Lufthansa et l’imperium allemand


bertrand FiguierJe ne sais pas ce qu’en pense notre spécialiste, Jean-Louis Baroux, je suis sûr qu’il aura les mots et les idées bien plus adaptés aux circonstances.Car on ne le dira jamais assez, l’heure est grave. Une compagnie aérienne, Lufthansa, pour ne pas la nommer, avec ses filiales bien sûr, a décidé de but en blanc d’ajouter des frais au prix de leur billet.

16 €… quelque soit le billet et l’endroit du monde où on l’achète ; ce n’est pas rien tout de même.

Evidemment, si l’on passe par les différents canaux «maison» de vente (ses sites web), on est exempté de ces fameux frais.

Bien. Lufthansa pousse ses ventes directes. Bon ; jusque là, rien de nouveau.

Lufthansa ne cherche plus seulement à réduire ses coûts mais cherche aussi de nouvelles sources de recettes.

Pas de problème ; l’argent est le nerf de la guerre.
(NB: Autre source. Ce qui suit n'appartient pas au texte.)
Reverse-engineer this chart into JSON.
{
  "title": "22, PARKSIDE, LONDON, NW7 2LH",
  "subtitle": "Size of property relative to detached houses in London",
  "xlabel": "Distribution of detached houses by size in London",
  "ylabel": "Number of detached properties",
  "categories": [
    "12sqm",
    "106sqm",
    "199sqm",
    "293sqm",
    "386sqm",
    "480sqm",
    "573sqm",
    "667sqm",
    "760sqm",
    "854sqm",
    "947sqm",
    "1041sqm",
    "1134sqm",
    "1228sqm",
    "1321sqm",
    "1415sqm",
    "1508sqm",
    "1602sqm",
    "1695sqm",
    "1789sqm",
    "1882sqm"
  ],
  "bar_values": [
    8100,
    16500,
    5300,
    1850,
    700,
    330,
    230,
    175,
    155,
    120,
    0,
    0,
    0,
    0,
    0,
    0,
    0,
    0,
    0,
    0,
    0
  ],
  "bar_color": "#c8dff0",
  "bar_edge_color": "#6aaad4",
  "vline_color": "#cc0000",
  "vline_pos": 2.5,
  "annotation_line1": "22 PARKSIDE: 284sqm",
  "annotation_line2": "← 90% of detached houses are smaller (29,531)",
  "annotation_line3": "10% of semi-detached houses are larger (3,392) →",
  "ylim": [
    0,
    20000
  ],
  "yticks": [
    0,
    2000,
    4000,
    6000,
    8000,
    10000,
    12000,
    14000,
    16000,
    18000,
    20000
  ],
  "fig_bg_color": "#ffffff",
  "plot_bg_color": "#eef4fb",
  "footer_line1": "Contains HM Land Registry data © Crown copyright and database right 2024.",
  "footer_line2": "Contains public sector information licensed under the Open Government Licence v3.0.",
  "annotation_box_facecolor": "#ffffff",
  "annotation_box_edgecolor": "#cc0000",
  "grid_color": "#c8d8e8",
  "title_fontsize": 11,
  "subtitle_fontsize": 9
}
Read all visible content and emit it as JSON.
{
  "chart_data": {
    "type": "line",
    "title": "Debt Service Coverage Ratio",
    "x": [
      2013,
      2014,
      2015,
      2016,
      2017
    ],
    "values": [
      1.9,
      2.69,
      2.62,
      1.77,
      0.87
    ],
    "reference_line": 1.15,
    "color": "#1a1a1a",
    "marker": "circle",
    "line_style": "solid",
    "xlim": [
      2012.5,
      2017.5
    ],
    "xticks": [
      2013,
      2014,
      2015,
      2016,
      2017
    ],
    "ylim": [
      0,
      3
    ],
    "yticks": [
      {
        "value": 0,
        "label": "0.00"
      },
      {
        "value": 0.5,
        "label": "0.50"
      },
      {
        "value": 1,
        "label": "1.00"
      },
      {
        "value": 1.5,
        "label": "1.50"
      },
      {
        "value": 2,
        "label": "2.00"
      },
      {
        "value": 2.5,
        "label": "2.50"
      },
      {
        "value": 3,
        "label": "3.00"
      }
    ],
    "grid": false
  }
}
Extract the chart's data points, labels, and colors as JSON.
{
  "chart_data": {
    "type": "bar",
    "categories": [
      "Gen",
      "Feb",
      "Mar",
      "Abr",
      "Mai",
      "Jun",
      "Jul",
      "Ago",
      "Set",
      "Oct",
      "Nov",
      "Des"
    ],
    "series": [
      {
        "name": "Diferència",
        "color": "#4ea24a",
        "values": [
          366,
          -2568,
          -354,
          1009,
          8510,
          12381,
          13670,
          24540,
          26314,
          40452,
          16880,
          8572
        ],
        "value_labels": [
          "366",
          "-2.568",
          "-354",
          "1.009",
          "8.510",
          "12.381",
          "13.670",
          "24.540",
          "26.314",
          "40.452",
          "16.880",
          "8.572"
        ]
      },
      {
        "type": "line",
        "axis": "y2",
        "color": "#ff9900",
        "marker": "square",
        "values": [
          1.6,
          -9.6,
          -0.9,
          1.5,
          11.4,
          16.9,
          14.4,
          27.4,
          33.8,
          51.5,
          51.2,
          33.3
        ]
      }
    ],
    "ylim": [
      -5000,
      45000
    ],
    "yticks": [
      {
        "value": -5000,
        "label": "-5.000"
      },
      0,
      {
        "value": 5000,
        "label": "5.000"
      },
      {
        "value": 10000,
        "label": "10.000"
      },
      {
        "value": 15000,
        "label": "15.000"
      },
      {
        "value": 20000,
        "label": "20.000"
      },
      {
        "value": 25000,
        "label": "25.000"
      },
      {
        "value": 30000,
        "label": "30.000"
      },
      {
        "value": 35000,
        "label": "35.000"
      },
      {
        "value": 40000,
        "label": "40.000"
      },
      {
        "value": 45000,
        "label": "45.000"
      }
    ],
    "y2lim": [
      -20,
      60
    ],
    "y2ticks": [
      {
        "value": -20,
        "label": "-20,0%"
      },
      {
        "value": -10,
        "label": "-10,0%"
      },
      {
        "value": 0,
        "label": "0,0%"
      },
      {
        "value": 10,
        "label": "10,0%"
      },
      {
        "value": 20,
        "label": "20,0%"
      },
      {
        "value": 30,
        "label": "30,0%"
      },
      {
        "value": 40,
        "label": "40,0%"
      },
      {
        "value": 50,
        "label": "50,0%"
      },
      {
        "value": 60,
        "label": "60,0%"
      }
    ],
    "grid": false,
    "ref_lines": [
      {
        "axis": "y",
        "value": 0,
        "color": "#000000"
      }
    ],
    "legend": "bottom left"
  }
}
Sauf que je me pose un tas de questions.

Si j’ai bien compris, après avoir déconstruit le produit pour vendre des services personnalisés : le choix du siège, le type de repas, etc… la compagnie allemande, d’une rigueur culturelle bien connue, s’est aperçue que cela avait un coût.

« Jusqu’à présent, ces frais étaient intégrés forfaitairement au prix du billet et répercutés sur l’ensemble des passagers » explique son communiqué.

Très bien.

Je note au passage que personne ne leur avait demandé, surtout pas les agences de voyages, de tronçonner leur produit dans l’espoir d’y trouver de nouvelles sources de marges, des marges «de faux derches , conquises en «lousdé», sans jamais parler de hausse des prix.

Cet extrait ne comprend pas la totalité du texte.